Fluoxetine, which was FDA approved in 1987, is usually thought to be the first SSRI to be marketed. The work which eventually led to the discovery of fluoxetine began at Eli Lilly and Company in 1970 as a collaboration between Bryan Molloy and Ray Fuller. It was known at that time that the antihistamine diphenhydramine showed some antidepressant-like properties. 3-Phenoxy-3-phenylpropylamine, a compound structurally similar to diphenhydramine, was taken as a starting point. Molloy and fellow Eli Lilly chemist Klaus Schmiegel synthesized a series of dozens of its derivatives. Hoping to find a derivative inhibiting only serotonin reuptake, another Eli Lilly scientist, David T. Wong, proposed to retest the series for the in vitro reuptake of serotonin, norepinephrine and dopamine, using a technique developed by neuroscientist Solomon Snyder. This test showed the compound later named fluoxetine to be the most potent and selective inhibitor of serotonin reuptake of the series.

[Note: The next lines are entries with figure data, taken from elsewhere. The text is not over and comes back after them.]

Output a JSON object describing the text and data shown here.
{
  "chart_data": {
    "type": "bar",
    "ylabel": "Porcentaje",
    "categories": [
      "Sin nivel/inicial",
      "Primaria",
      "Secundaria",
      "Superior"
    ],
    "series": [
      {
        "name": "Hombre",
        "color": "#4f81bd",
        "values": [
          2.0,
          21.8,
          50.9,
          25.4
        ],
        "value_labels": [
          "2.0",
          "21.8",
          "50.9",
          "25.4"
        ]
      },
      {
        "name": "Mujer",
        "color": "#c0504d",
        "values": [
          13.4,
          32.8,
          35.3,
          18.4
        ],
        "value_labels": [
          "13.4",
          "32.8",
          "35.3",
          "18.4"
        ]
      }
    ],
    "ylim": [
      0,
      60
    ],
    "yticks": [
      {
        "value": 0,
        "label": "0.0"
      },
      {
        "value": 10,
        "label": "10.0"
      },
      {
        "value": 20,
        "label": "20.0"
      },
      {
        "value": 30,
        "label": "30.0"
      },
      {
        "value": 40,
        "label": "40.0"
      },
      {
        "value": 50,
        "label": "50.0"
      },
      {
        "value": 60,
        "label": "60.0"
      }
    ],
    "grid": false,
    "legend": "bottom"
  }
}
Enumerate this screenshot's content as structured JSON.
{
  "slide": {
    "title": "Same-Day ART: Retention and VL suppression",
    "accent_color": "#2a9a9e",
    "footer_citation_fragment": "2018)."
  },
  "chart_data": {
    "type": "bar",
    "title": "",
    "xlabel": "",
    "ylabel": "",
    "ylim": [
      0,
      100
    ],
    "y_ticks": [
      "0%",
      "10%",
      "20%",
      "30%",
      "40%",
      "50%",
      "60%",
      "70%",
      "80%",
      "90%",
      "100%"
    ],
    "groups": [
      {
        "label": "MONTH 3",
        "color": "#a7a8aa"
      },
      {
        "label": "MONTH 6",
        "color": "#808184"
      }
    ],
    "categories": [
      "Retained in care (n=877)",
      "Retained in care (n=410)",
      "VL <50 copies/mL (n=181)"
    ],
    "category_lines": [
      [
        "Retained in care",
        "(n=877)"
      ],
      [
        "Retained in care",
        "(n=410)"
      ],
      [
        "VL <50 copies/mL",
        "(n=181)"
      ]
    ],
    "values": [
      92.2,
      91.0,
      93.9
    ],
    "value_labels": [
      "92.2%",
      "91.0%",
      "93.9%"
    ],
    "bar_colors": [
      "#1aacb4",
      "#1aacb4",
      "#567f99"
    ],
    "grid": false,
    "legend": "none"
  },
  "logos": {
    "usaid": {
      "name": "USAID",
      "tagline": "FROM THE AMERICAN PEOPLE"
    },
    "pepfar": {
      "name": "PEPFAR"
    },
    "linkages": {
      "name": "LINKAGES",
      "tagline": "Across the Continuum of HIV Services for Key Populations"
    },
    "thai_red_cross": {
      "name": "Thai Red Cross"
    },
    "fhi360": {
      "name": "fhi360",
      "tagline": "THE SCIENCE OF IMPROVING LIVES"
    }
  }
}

Introduction of fluoxetine to the market is hailed as a miracle drug for the treatment of depression because it had fewer adverse effects, simpler dosing strategies and greater margin of safety when overdoses were consumed and thus it had better adherence, compared to the older antidepressants (TCAs and MAOIs). Fluoxetine paved the way for the next generation of SSRIs, serving as a prototype for them. Since then the number of drugs in the SSRI class has become bigger and there are now six (fluoxetine, paroxetine, citalopram, escitalopram, sertraline, and fluvoxamine), as demonstrated in table 1.